Yesterday Once More Once More

It is possible to start with the assumption that time speed is a terminal velocity in free space related to space density by ${v}_{t}^{2}=F-D{ d }_{ s }(x)$ where $F, D$ are constants and ${ d }_{ s }(x)$ is a decreasing exponential with a value of ${d}_{n}$ the normal density of free space at $x\rightarrow\infty$.

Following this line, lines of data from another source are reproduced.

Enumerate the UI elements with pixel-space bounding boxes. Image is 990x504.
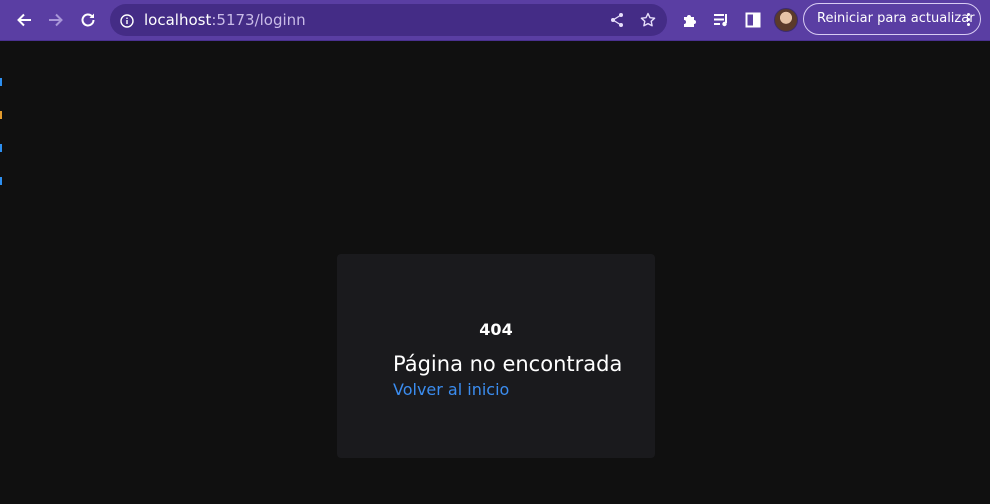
star-icon[interactable] [638,10,658,30]
update-button-label: Reiniciar para actualizar [817,11,975,26]
address-bar[interactable]: localhost:5173/loginn [110,4,667,36]
side-panel-icon[interactable] [741,8,765,32]
error-code: 404 [479,320,513,339]
extensions-icon[interactable] [677,8,701,32]
info-icon[interactable] [120,13,134,28]
update-button[interactable]: Reiniciar para actualizar [803,3,981,35]
url-path: :5173/loginn [211,11,306,29]
share-icon[interactable] [607,10,627,30]
error-message: Página no encontrada [393,352,623,376]
back-home-link[interactable]: Volver al inicio [393,380,509,400]
media-icon[interactable] [709,8,733,32]
reload-icon[interactable] [76,8,100,32]
browser-toolbar: localhost:5173/loginn Reiniciar para act… [0,0,990,41]
forward-icon[interactable] [44,8,68,32]
back-icon[interactable] [12,8,36,32]
url-host: localhost [144,11,212,29]
url-text[interactable]: localhost:5173/loginn [144,11,306,29]
more-icon[interactable] [967,13,971,27]
profile-avatar[interactable] [774,8,798,32]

F-De^(-x/S) Inverse Proportion Profile

${v}_{t}^{2}=F-D{ d }_{ s }(x)$

Dividing throughout by ${c}^{2}$,

${\gamma (x)}^{2} = \cfrac{{v}_{t}^{2}}{{c}^{2}}= \cfrac{F}{{c}^{2}}-\cfrac{D}{{c}^{2}}{ d }_{ s }(x)$

Since $x \rightarrow \infty$, ${d}_{s}(x)\rightarrow{d}_{n}$ and $\gamma (x)\rightarrow 1$

$1= \cfrac{F}{{c}^{2}}-\cfrac{D}{{c}^{2}}{ d }_{ n }$

In a black hole, space density is ${d}_{B}$ and ${v}_{t}$ = 0, so $\gamma (x)$ = 0

$0 = \cfrac{F}{{c}^{2}}-\cfrac{D}{{c}^{2}}{ d }_{ B }$

Solving for $\cfrac{F}{{c}^{2}}$ and $\cfrac{D}{{c}^{2}}$

$1= \cfrac{D}{{c}^{2}}{ d }_{ B }-\cfrac{D}{{c}^{2}}{ d }_{ n }$

$\cfrac{D}{{c}^{2}}= \cfrac{1}{{d}_{B}-{d}_{n}}$

$\cfrac{F}{{c}^{2}}=  \cfrac{{ d }_{ B }}{{d}_{B}-{d}_{n}}$

${\gamma (x)}^{2} =  \cfrac{{ d }_{ B }}{{d}_{B}-{d}_{n}}- \cfrac{{ d }_{ s }(x)}{{d}_{B}-{d}_{n}}$

${\gamma (x)}^{2} = 1+ \cfrac{{ d }_{ n }}{{d}_{B}-{d}_{n}} - \cfrac{{ d }_{ s }(x)}{{d}_{B}-{d}_{n}}$

As before,

${\gamma (x)}^{2} = 1- \cfrac{{ d }_{ s }(x)-{d}_{n}}{{d}_{B}-{d}_{n}}$

and so,

${\gamma (x)}^{2} = 1- \cfrac{{ d }_{ s }(x)-{d}_{n}}{{d}_{e}-{d}_{n}} \cfrac{{ d }_{ e}-{d}_{n}}{{d}_{B}-{d}_{n}}$

where $\cfrac{{ d }_{ e}-{d}_{n}}{{d}_{B}-{d}_{n}}$ is a constant.

Which bring clearly the assumption into light.  Unfortunately, it is in a black hole.  There is no reason why time speed should be a terminal velocity in free space.  If time is somehow related to photon and that photon is at terminal speed in free space, it will be consistent with the fact that photon is in a helical path through space and not a sinusoidal path confined in a one dimensional plane.  The latter requires an awkward force changing the direction of the photon, whereas the helical path suggest losses along the way in the medium of some density, that eventually the photon stops.  Not unless of course photons are magnetic monopoles, propelled by inherited magnetic and electrical properties of free space.

Time however, has never been proven to be related to light speed at all.  The fact that photons do not catch up with you does not mean time stopped.  If you are travelling away from a clock face at light speed, the clock face does not update, does not mean time stopped.